The prison of our past
“Why are you punishing me for something I didn’t do?”, I ask. You’re just standing there, at a loss for words. You’re suffocating me and your anxiety is driving both of us mad – it’s driving me mad for I never gave you a reason to doubt me and you feel crazy because you can’t trust me. I never lied to you, I’ve always loved and respected you and I know you feel the same way. So why is it so hard?
As we’re approaching our thirties, there’s too much emotional baggage for us to deal with and often times it feels impossible to keep on hoping. All those disappointments make us doubt everyone around us and blind us so much that we can’t even figure out what’s happening. All of a sudden, we’re paralyzed by our doubts and negativity and we end up attacking the very person who has never let us down.
We’ve been cheated on so jealousy creeps in faster than we realize or the fact that our partner has cheated on somebody before makes us doubt everything. We never talk about our greatest fears for we’re terrified of opening up “too quickly” and being left alone. We are in a relationship but are way too afraid of commitment so we’d rather live as two strangers guarding our hearts for we’re so afraid of rejection. But trying really hard to seem interesting and look perfect from the outside might leave you with a shallow connection.

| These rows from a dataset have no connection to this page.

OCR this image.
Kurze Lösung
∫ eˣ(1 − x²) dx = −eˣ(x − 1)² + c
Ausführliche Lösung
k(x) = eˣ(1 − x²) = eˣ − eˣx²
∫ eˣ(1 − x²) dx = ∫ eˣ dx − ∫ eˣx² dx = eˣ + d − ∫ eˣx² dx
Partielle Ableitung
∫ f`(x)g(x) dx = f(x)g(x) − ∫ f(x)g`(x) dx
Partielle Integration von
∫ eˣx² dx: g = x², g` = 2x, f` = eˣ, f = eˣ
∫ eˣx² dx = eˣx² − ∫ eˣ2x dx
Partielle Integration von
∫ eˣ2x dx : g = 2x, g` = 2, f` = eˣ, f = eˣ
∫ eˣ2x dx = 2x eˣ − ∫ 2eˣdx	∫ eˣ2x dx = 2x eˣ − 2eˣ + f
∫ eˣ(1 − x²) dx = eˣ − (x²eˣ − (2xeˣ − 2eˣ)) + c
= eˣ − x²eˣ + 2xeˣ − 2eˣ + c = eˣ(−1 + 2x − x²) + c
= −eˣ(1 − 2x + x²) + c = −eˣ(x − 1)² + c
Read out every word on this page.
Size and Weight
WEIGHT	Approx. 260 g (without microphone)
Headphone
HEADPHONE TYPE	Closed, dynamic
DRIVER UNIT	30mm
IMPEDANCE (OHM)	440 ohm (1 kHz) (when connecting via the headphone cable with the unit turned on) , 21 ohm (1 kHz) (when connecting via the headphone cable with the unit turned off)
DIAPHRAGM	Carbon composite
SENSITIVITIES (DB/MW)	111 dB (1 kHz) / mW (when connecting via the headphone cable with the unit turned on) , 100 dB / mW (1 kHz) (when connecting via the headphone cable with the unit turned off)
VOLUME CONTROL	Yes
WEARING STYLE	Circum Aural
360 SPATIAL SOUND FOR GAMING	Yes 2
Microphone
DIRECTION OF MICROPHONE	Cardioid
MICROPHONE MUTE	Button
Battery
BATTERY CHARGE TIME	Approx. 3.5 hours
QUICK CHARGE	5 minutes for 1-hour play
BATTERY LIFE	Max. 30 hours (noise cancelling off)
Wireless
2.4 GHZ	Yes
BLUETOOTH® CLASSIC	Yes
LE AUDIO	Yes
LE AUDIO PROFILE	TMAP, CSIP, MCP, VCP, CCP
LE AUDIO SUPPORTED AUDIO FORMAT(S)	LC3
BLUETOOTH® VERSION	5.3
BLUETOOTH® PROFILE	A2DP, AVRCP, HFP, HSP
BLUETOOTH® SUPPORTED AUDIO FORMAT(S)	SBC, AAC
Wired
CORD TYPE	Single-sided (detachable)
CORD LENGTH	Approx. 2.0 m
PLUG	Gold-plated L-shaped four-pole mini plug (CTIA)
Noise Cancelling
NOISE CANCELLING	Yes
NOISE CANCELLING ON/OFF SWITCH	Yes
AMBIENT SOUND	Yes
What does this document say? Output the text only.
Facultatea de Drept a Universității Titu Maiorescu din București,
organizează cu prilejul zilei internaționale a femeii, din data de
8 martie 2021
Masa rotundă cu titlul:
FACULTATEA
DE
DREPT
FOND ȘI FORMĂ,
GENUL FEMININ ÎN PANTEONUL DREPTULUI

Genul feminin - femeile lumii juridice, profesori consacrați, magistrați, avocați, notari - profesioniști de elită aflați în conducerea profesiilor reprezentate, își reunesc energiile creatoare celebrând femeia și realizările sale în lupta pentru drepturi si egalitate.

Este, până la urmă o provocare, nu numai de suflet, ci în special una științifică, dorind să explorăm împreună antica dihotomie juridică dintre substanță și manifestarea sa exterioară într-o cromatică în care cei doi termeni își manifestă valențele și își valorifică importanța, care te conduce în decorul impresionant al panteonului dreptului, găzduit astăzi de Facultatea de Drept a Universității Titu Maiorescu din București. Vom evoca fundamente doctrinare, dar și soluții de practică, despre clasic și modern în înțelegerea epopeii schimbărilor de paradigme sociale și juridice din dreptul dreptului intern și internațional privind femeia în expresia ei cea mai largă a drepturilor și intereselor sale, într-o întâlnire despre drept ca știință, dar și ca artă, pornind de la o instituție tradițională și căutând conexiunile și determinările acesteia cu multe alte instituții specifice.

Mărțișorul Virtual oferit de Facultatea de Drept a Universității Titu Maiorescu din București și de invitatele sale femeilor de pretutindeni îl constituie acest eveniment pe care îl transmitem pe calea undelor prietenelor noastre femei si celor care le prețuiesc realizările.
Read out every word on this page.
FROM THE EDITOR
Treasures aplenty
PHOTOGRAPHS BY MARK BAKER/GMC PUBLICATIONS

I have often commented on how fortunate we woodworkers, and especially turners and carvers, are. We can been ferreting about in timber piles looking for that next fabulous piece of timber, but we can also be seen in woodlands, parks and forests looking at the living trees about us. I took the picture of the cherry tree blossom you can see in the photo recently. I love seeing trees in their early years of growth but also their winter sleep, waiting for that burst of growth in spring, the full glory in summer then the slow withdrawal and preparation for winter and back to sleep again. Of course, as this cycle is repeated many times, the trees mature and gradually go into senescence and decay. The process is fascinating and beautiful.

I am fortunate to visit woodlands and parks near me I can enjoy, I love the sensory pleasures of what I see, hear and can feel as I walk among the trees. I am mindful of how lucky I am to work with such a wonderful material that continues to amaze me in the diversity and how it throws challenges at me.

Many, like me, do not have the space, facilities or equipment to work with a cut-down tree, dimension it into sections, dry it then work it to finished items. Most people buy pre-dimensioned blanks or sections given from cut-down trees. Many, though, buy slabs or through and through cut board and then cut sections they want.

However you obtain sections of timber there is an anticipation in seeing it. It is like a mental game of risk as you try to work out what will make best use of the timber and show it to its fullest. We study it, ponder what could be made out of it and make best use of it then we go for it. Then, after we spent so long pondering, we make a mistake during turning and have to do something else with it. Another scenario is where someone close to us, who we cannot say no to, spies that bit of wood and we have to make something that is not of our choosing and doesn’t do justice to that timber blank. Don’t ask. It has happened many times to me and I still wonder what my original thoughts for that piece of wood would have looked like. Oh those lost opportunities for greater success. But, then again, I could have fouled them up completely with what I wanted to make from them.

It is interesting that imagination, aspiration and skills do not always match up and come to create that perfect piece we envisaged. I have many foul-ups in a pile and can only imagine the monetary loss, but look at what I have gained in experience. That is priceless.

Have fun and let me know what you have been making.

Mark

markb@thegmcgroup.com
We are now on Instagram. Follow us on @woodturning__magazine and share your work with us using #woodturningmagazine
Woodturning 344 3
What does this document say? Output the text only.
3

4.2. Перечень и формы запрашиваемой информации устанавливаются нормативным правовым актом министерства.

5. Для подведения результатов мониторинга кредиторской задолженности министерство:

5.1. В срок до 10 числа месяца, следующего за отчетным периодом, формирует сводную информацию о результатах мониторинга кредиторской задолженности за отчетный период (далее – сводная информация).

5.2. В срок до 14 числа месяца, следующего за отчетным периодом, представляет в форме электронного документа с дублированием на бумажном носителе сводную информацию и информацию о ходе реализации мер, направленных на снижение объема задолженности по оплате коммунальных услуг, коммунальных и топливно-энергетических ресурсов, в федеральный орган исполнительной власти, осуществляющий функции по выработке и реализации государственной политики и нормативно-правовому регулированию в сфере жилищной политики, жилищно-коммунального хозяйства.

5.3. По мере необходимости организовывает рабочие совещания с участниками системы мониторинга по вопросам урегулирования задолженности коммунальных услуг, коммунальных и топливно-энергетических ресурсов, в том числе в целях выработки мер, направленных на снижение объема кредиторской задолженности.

Why do we let our past creep in and take over? It’s perfectly natural for our experiences to shape who we are and what we want from others and it’s ok to know what you’re looking for in a partner but past relationships should never hold enough power to jeopardize your current one. Remember the good and the bad but let them be what they are: memories. Lift your head up high and focus on the present. Do yourself a favor and forgive yourself and your partner and don’t let past mistakes ruin your relationship. Choose honesty and accept the fact that after a while we all have baggage but, instead of living in the past, use those experiences to build a future. Don’t be afraid to talk about how you feel: think about what it is that’s making you feel that way and start talking.
If you don’t know what to say, try something along the lines of “I promise to be more patient with you and with myself. I know that is not easy for you either and that the things you saying are not fair but I often do the same. I truly believe we can forget about our past and move on and start our own journey – just you and me”.